Abstract

Any attempt to fully understand a work of architecture will always be an unfinished enterprise. This article, with its origins in a doctoral dissertation in development, aims to advance in the knowledge of a paradigmatic work in patrimonial Chilean architecture: the church of the Benedictine Monastery of the Santisima Trinidad de Las Condes (1962-1964), the first modern work to be declared national monument in Chile (1981). By way of genealogical record, the article proposes a review of the project departing from a critical assessment of its precedents. First, we present a series of proposals developed in Chile, originated at the heart of the Instituto de Arquitectura de Valparaiso. In this regard, along with the projects developed for the monastery by Jaime Bellalta (1953-1954), we include the proposals led by Alberto Cruz: the Capilla de Pajaritos (1952) and the studies for the monastery’s church (1960). Complementarily, the so far unknown link between the monastery and the church of San Pedro Martir of the Spanish architect Miguel Fisac in the Dominican seminary of Alcobendas in Madrid (1955-1960) will also be presented, thus contributing new elements to its historiography, traditionally linked to the Corbusian tradition.

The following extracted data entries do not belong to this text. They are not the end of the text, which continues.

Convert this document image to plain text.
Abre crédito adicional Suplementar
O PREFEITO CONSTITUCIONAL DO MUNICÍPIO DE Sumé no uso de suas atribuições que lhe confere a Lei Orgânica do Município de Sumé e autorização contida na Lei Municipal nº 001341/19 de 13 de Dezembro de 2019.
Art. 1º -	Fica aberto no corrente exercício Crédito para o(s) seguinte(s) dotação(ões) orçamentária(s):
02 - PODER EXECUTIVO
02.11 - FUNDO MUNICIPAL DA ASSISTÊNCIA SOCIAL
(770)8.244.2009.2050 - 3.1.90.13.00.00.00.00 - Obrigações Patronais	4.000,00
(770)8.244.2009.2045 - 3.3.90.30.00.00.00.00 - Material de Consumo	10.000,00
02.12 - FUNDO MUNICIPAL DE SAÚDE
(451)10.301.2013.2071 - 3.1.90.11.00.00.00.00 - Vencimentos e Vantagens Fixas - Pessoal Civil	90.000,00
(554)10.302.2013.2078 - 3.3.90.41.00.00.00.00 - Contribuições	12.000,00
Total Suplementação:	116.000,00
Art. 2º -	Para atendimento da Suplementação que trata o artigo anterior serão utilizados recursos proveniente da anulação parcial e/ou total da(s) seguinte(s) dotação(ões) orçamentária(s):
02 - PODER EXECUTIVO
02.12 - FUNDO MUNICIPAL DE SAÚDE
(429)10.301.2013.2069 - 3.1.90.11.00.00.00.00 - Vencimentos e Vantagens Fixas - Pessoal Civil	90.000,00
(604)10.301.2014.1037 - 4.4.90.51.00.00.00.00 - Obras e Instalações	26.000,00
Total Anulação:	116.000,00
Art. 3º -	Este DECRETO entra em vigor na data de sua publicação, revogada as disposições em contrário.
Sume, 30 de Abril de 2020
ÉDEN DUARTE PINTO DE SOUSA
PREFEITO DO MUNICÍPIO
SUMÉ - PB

Finally, on the basis of the previous study, focusing on the architectural understanding of the liturgical requirements, three central aspects are considered for the case studied. These aspects continue to apply fully to contemporary sacred architecture, viz. “light as generator of the form,” the “dramatization of the liturgical act” and architecture as a “symbolic machine.” Key words: church of the Las Condes Monastery, sacred modern architecture, liturgical space, light.